Tag Archives: James 1:22

Listening to Jesus

Today, Feb. 10th 2013, is Transfiguration Sunday, or the Feast of the Transfiguration.pic-transfiguration

It’s a well known story, and all three of the Synoptic Gospels recounts it almost exactly the same. Here’s Mark’s version:

Six days later Jesus took with him Peter, James, and John and led them alone up a high mountain privately. And he was transfigured before them, and his clothes became radiantly white, more so than any launderer in the world could bleach them. Then Elijah appeared before them along with Moses, and they were talking with Jesus. So Peter said to Jesus, “Rabbi, it is good for us to be here. Let us make three shelters—one for you, one for Moses, and one for Elijah.” (For they were afraid, and he did not know what to say.) Then a cloud overshadowed them, and a voice came from the cloud, “This is my one dear Son. Listen to him!”Suddenly when they looked around, they saw no one with them any more except Jesus. (Mark 9:2-8 NET)

Peter’s first reaction to seeing the glorified Jesus talking with Elijah and Moses was to build three tents for them; places where they could reside. This hearkens back to the tabernacle that the Israelites carried around in the desert with them, and which contained the Ark of the Covenant, and God’s glory. God the Father kaiboshes Peter’s idea, and instead affirms who Jesus is (“My Son,” or “My Chosen One”), and tells the disciples to listen to Him.

Mount Tabor is where historians think the Transfiguration took place, and ironically there are now two large churches on the site, a Catholic one and an Orthodox one right beside it.

Mount Tabor

“Listen to him”

But Peter’s reaction is not unique; I think all of us have a tendency to want to keep God at arms length, and in essence, to contain who He is (‘build a shelter for Him’), putting him in a box. Enshrining Him. This is largely subconscious, I’d wager. But God’s words to the three disciples are equally a commandment for us today – “Listen to him.”
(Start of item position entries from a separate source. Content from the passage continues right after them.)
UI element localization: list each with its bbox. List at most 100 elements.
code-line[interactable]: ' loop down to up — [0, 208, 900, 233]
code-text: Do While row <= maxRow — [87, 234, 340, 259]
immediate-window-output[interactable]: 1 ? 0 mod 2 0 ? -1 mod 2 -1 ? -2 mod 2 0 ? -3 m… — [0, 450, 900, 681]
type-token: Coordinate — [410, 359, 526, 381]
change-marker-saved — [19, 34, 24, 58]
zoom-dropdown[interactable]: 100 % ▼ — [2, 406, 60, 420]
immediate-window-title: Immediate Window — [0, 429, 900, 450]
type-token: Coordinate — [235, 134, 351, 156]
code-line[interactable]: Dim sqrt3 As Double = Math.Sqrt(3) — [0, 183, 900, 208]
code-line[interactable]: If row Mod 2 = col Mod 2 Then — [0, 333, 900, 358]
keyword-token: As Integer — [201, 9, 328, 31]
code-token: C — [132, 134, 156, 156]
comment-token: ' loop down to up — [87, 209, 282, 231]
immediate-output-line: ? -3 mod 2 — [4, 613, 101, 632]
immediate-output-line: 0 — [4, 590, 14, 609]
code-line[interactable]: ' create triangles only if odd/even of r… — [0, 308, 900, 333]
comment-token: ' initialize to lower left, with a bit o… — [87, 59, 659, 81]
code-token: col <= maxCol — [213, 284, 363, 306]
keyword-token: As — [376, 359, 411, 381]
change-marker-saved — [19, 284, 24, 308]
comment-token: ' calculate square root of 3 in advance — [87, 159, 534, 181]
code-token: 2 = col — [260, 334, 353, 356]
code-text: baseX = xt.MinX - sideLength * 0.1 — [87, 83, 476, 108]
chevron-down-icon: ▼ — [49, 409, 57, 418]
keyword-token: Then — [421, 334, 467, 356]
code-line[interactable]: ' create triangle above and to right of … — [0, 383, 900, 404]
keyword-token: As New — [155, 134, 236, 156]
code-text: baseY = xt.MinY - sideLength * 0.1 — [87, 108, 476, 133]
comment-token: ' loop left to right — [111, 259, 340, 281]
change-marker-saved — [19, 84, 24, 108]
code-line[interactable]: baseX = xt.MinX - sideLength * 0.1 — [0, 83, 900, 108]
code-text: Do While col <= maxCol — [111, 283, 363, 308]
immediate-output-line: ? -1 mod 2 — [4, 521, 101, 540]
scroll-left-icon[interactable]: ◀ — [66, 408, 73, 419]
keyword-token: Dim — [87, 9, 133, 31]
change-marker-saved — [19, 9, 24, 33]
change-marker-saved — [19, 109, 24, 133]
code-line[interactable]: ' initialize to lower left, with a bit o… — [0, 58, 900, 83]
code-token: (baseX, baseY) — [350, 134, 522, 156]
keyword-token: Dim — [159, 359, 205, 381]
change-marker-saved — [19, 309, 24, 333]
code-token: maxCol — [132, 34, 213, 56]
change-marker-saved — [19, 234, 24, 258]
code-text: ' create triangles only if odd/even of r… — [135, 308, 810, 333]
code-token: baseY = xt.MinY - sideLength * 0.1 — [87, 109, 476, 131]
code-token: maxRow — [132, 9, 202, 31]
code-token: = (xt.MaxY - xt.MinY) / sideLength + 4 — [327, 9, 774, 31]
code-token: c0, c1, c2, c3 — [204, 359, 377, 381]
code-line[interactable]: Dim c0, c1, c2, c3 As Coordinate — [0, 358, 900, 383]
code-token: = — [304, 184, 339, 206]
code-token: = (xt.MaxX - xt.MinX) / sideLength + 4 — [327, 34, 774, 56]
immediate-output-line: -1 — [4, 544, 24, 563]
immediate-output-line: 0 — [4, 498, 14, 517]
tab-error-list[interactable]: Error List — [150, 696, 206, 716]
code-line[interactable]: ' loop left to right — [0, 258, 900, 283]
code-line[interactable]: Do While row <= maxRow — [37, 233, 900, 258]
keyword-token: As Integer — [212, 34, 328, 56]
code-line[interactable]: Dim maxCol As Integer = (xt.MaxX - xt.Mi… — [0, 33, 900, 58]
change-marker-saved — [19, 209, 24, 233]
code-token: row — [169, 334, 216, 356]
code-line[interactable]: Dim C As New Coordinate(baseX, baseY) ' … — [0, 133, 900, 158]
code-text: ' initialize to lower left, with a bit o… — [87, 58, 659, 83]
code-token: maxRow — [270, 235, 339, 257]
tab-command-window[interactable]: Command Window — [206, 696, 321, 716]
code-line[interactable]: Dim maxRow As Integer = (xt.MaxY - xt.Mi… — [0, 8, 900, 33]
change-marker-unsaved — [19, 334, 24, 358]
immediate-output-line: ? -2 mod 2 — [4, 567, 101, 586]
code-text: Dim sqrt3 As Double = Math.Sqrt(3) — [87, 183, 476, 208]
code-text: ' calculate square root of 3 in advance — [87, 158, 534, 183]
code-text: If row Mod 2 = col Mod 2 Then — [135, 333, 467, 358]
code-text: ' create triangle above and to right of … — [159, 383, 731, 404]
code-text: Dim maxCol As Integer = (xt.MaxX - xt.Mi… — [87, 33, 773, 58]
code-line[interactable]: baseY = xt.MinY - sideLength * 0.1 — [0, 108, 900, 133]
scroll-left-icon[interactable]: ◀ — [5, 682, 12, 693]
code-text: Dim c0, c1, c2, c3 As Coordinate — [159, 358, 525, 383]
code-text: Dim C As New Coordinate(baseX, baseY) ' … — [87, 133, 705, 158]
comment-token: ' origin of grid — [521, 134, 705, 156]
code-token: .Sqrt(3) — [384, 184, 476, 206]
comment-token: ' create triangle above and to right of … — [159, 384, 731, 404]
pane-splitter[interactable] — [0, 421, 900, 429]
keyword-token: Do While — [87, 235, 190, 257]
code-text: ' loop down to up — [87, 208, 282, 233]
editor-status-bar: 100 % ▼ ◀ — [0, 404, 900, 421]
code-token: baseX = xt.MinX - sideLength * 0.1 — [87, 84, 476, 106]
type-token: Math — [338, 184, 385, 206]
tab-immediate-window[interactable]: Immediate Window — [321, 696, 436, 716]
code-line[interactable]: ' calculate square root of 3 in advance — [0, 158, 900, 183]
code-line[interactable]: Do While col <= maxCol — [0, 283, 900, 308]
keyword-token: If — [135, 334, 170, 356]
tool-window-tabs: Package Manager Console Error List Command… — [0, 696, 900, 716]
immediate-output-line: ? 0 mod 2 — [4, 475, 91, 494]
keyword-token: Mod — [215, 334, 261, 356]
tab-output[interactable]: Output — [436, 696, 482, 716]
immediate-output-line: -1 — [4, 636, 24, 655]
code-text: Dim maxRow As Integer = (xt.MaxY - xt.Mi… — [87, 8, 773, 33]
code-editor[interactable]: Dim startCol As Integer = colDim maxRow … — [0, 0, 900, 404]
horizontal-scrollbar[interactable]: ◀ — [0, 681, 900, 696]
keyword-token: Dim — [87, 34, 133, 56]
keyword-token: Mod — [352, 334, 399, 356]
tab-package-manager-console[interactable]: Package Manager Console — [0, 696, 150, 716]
The fact that Jesus doesn’t have any recorded words in this passage suggests to me that God wasn’t referring to any specific thing that Jesus said, but to everything that He said. And ‘listen’ doesn’t just mean ‘hear,’ of course, but to hear and do. Jesus essentially says this in John 14:23 – “If anyone loves me, he will obey my teaching.” And James affirms it – “But be doers of the word, and not hearers only, deceiving yourselves” (James 1:22).

In the church today we have a tendency to focus on studying what the Bible teaches, what Jesus said and did, and what we as Christians are to do. There’s no shortage of new books coming out all the time on how to pray, how to evangelize, how to study the Bible, etc. But we’re woefully bad at actually doing these things. As Francis Chan has said, in the Great Commission we’ve focused on the “teaching the nations everything Jesus said” part, but not the “to obey” part. But it’s easy to hear. It’s difficult and costly to listen. But this is what God the Father, Jesus, and the Holy Spirit (through the biblical writers) all call us to. “For it is not those who hear the law who are righteous in God’s sight, but it is those who obey the law who will be declared righteous” (Rom. 2:13).

So I think the lesson of the Transfiguration, at least for me and at least at this point in my life, is to pause, and prayerfully take stock of where I may have built shrines to Jesus’ commands instead of listening to Him about them. What teachings I honour or think are important, but don’t put into practice, making me a fool.

Today, may you take time to do the same.